The deli I frequent makes the best egg salad sandwiches -- thick-sliced bread toasted until it achieves the load-bearing strength for a half-pound of golden egg salad goodness inside. Add in a slice of yellow cheese and a dash of paprika, and you've got the best sandwich this side of New York State. Great as the sandwich is, man cannot live on egg salad alone, which is also why they offer foot-long hoagies. Having frequented this deli so often, it was only a matter of time before I ordered a foot-long egg salad sandwich.
The deli man's cocked eyebrow said it all: "Are you sure?" Without waiting for an answer, he got to work, piling into the hoagie bread three times as much egg salad as a normal sandwich -- and presumably a normal human -- should require. The sandwich was glorious, but I'm fairly certain that pain in my chest after eating it was not regret.
At lunch the next day the deli man shook his head as I stepped inside. He reached under the counter for the egg salad and started to made another foot-long, but I stopped him. Rarely have I seen more relief on another man's face. His expression was short-lived, however. It cut short abruptly when I told him I wanted a foot-long peanut butter and jelly.
With America being the land of the free where the customer is always right, it was a foregone conclusion that I would get my sandwich. Freedom to do such dumb things as this was practically written into our constitution.

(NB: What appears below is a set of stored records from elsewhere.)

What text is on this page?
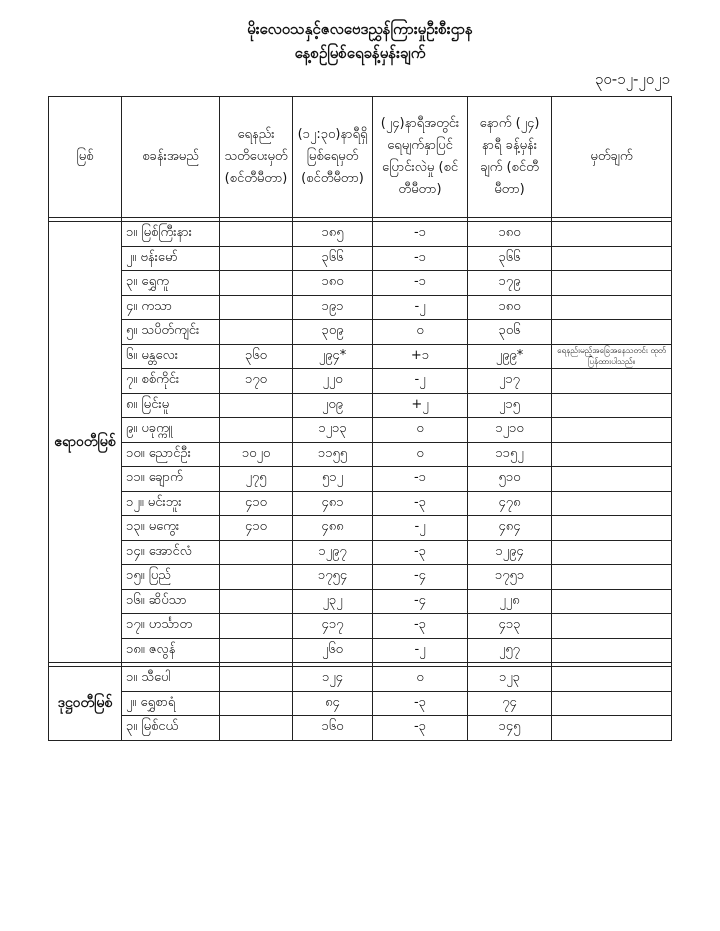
မိုးလေဝသနှင့်ဇလဗေဒညွှန်ကြားမှုဦးစီးဌာန
နေ့စဉ်မြစ်ရေခန့်မှန်းချက်
၃၀-၁၂-၂၀၂၁
မြစ်	စခန်းအမည်	ရေနည်းသတိပေးမှတ် (စင်တီမီတာ)	(၁၂:၃၀)နာရီရှိ မြစ်ရေမှတ် (စင်တီမီတာ)	(၂၄)နာရီအတွင်း ရေမျက်နှာပြင် ပြောင်းလဲမှု (စင်တီမီတာ)	နောက် (၂၄) နာရီ ခန့်မှန်းချက် (စင်တီမီတာ)	မှတ်ချက်

ဧရာဝတီမြစ်	၁။ မြစ်ကြီးနား		၁၈၅	-၁	၁၈၀	
	၂။ ဗန်းမော်		၃၆၆	-၁	၃၆၆	
	၃။ ရွှေကူ		၁၈၀	-၁	၁၇၉	
	၄။ ကသာ		၁၉၁	-၂	၁၈၀	
	၅။ သပိတ်ကျင်း		၃၀၉	၀	၃၀၆	
	၆။ မန္တလေး	၃၆၀	၂၉၄*	+၁	၂၉၉*	ရေနည်းမည့်အခြေအနေသတင်း ထုတ်ပြန်ထားပါသည်။
	၇။ စစ်ကိုင်း	၁၇၀	၂၂၀	-၂	၂၁၇	
	၈။ မြင်းမူ		၂၀၉	+၂	၂၁၅	
	၉။ ပခုက္ကူ		၁၂၁၃	၀	၁၂၁၀	
	၁၀။ ညောင်ဦး	၁၀၂၀	၁၁၅၅	၀	၁၁၅၂	
	၁၁။ ချောက်	၂၇၅	၅၁၂	-၁	၅၁၀	
	၁၂။ မင်းဘူး	၄၁၀	၄၈၁	-၃	၄၇၈	
	၁၃။ မကွေး	၄၁၀	၄၈၈	-၂	၄၈၄	
	၁၄။ အောင်လံ		၁၂၉၇	-၃	၁၂၉၄	
	၁၅။ ပြည်		၁၇၅၄	-၄	၁၇၅၁	
	၁၆။ ဆိပ်သာ		၂၃၂	-၄	၂၂၈	
	၁၇။ ဟင်္သာတ		၄၁၇	-၃	၄၁၃	
	၁၈။ ဇလွန်		၂၆၀	-၂	၂၅၇	

ဒုဋ္ဌဝတီမြစ်	၁။ သီပေါ		၁၂၄	၀	၁၂၃	
	၂။ ရွှေစာရံ		၈၄	-၃	၇၄	
	၃။ မြစ်ငယ်		၁၆၀	-၃	၁၄၅	
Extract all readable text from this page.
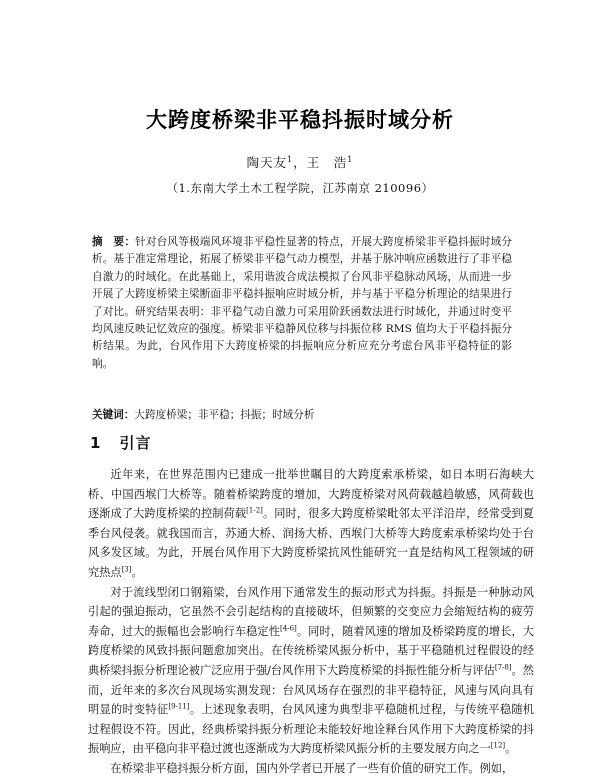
大跨度桥梁非平稳抖振时域分析
陶天友$^1$，王　浩$^1$
（1.东南大学土木工程学院，江苏南京 210096）
摘　要：针对台风等极端风环境非平稳性显著的特点，开展大跨度桥梁非平稳抖振时域分析。基于准定常理论，拓展了桥梁非平稳气动力模型，并基于脉冲响应函数进行了非平稳自激力的时域化。在此基础上，采用谐波合成法模拟了台风非平稳脉动风场，从而进一步开展了大跨度桥梁主梁断面非平稳抖振响应时域分析，并与基于平稳分析理论的结果进行了对比。研究结果表明：非平稳气动自激力可采用阶跃函数法进行时域化，并通过时变平均风速反映记忆效应的强度。桥梁非平稳静风位移与抖振位移 RMS 值均大于平稳抖振分析结果。为此，台风作用下大跨度桥梁的抖振响应分析应充分考虑台风非平稳特征的影响。
关键词：大跨度桥梁；非平稳；抖振；时域分析
1 引言

近年来，在世界范围内已建成一批举世瞩目的大跨度索承桥梁，如日本明石海峡大桥、中国西堠门大桥等。随着桥梁跨度的增加，大跨度桥梁对风荷载越趋敏感，风荷载也逐渐成了大跨度桥梁的控制荷载[1-2]。同时，很多大跨度桥梁毗邻太平洋沿岸，经常受到夏季台风侵袭。就我国而言，苏通大桥、润扬大桥、西堠门大桥等大跨度索承桥梁均处于台风多发区域。为此，开展台风作用下大跨度桥梁抗风性能研究一直是结构风工程领域的研究热点[3]。

对于流线型闭口钢箱梁，台风作用下通常发生的振动形式为抖振。抖振是一种脉动风引起的强迫振动，它虽然不会引起结构的直接破坏，但频繁的交变应力会缩短结构的疲劳寿命，过大的振幅也会影响行车稳定性[4-6]。同时，随着风速的增加及桥梁跨度的增长，大跨度桥梁的风致抖振问题愈加突出。在传统桥梁风振分析中，基于平稳随机过程假设的经典桥梁抖振分析理论被广泛应用于强/台风作用下大跨度桥梁的抖振性能分析与评估[7-8]。然而，近年来的多次台风现场实测发现：台风风场存在强烈的非平稳特征，风速与风向具有明显的时变特征[9-11]。上述现象表明，台风风速为典型非平稳随机过程，与传统平稳随机过程假设不符。因此，经典桥梁抖振分析理论未能较好地诠释台风作用下大跨度桥梁的抖振响应，由平稳向非平稳过渡也逐渐成为大跨度桥梁风振分析的主要发展方向之一[12]。

在桥梁非平稳抖振分析方面，国内外学者已开展了一些有价值的研究工作。例如，
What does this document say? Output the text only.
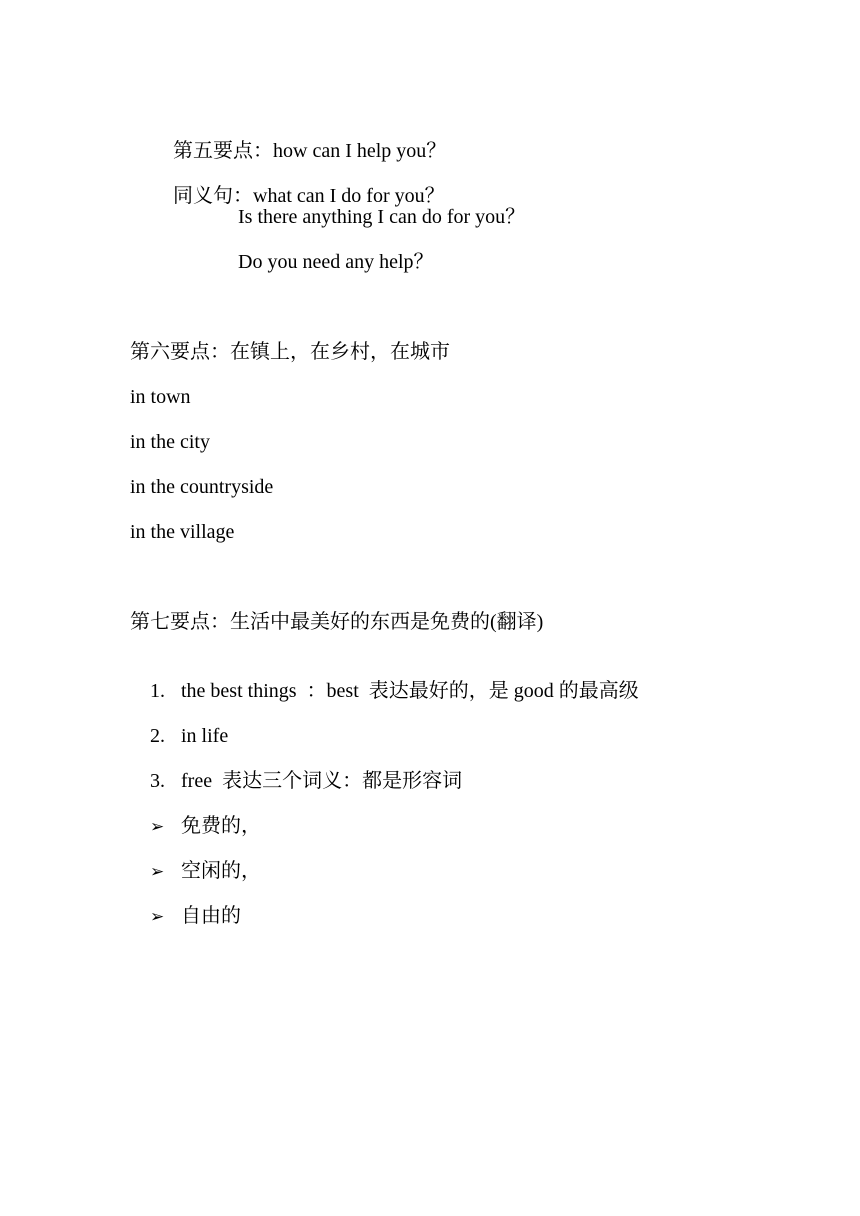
第五要点：how can I help you？

同义句：what can I do for you？

Is there anything I can do for you？
Do you need any help？
第六要点：在镇上，在乡村，在城市
in town
in the city
in the countryside
in the village
第七要点：生活中最美好的东西是免费的(翻译)

1. the best things  ：best  表达最好的，是 good 的最高级

2. in life

3. free  表达三个词义：都是形容词

➢ 免费的，

➢ 空闲的，

➢ 自由的
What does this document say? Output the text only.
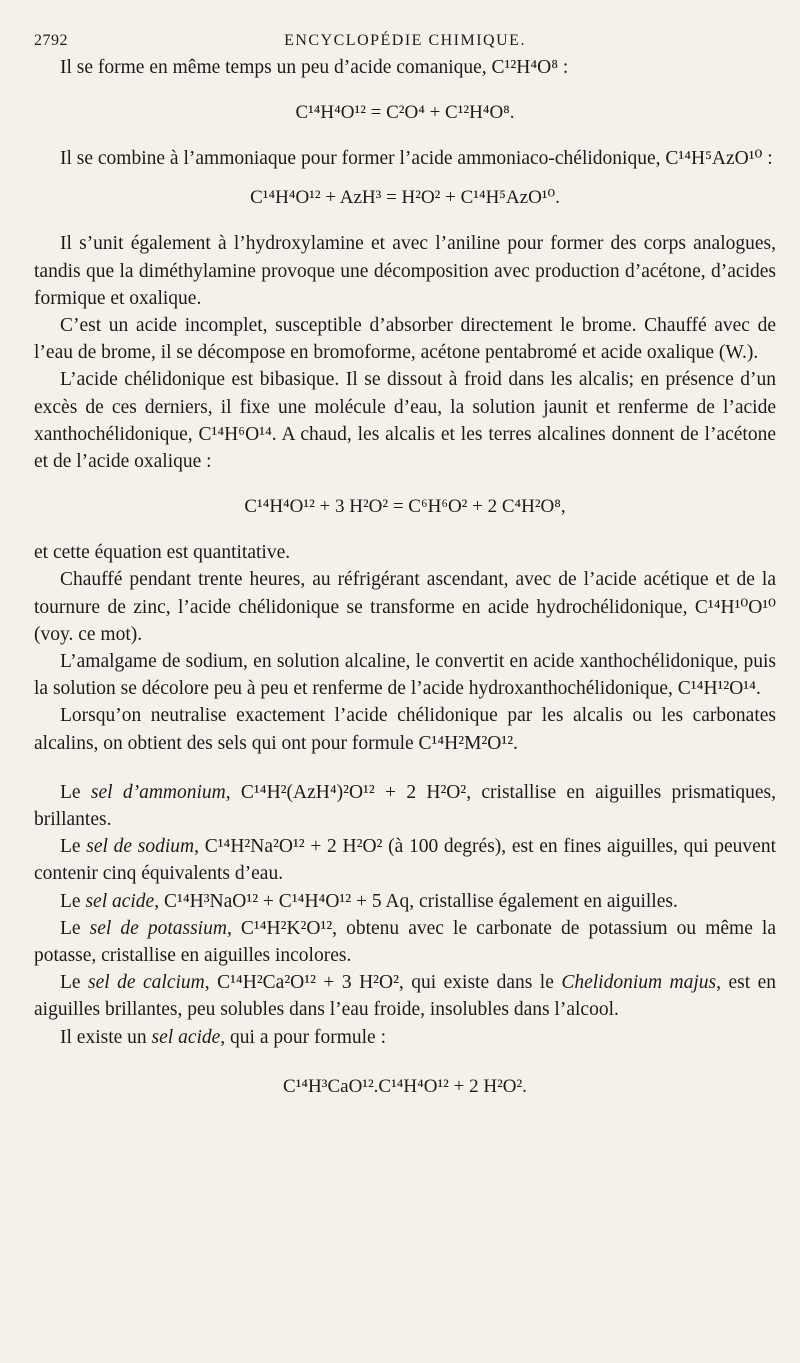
2792	ENCYCLOPÉDIE CHIMIQUE.

Il se forme en même temps un peu d’acide comanique, C¹²H⁴O⁸ :

C¹⁴H⁴O¹² = C²O⁴ + C¹²H⁴O⁸.

Il se combine à l’ammoniaque pour former l’acide ammoniaco-chélidonique, C¹⁴H⁵AzO¹⁰ :

C¹⁴H⁴O¹² + AzH³ = H²O² + C¹⁴H⁵AzO¹⁰.

Il s’unit également à l’hydroxylamine et avec l’aniline pour former des corps analogues, tandis que la diméthylamine provoque une décomposition avec production d’acétone, d’acides formique et oxalique.

C’est un acide incomplet, susceptible d’absorber directement le brome. Chauffé avec de l’eau de brome, il se décompose en bromoforme, acétone pentabromé et acide oxalique (W.).

L’acide chélidonique est bibasique. Il se dissout à froid dans les alcalis; en présence d’un excès de ces derniers, il fixe une molécule d’eau, la solution jaunit et renferme de l’acide xanthochélidonique, C¹⁴H⁶O¹⁴. A chaud, les alcalis et les terres alcalines donnent de l’acétone et de l’acide oxalique :

C¹⁴H⁴O¹² + 3 H²O² = C⁶H⁶O² + 2 C⁴H²O⁸,

et cette équation est quantitative.

Chauffé pendant trente heures, au réfrigérant ascendant, avec de l’acide acétique et de la tournure de zinc, l’acide chélidonique se transforme en acide hydrochélidonique, C¹⁴H¹⁰O¹⁰ (voy. ce mot).

L’amalgame de sodium, en solution alcaline, le convertit en acide xanthochélidonique, puis la solution se décolore peu à peu et renferme de l’acide hydroxanthochélidonique, C¹⁴H¹²O¹⁴.

Lorsqu’on neutralise exactement l’acide chélidonique par les alcalis ou les carbonates alcalins, on obtient des sels qui ont pour formule C¹⁴H²M²O¹².

Le sel d’ammonium, C¹⁴H²(AzH⁴)²O¹² + 2 H²O², cristallise en aiguilles prismatiques, brillantes.

Le sel de sodium, C¹⁴H²Na²O¹² + 2 H²O² (à 100 degrés), est en fines aiguilles, qui peuvent contenir cinq équivalents d’eau.

Le sel acide, C¹⁴H³NaO¹² + C¹⁴H⁴O¹² + 5 Aq, cristallise également en aiguilles.

Le sel de potassium, C¹⁴H²K²O¹², obtenu avec le carbonate de potassium ou même la potasse, cristallise en aiguilles incolores.

Le sel de calcium, C¹⁴H²Ca²O¹² + 3 H²O², qui existe dans le Chelidonium majus, est en aiguilles brillantes, peu solubles dans l’eau froide, insolubles dans l’alcool.

Il existe un sel acide, qui a pour formule :

C¹⁴H³CaO¹².C¹⁴H⁴O¹² + 2 H²O².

Compressed into that one sandwich experience were all the summer vacation days of every year of grade school -- endless summers of days in the park, and always with peanut butter and jelly as a packed lunch. I might have lost a few summers -- you know, taken off the tail end -- by eating the whole thing in one sitting, but it was completely worth it if only to revel in the horribly perplexed look of the deli man.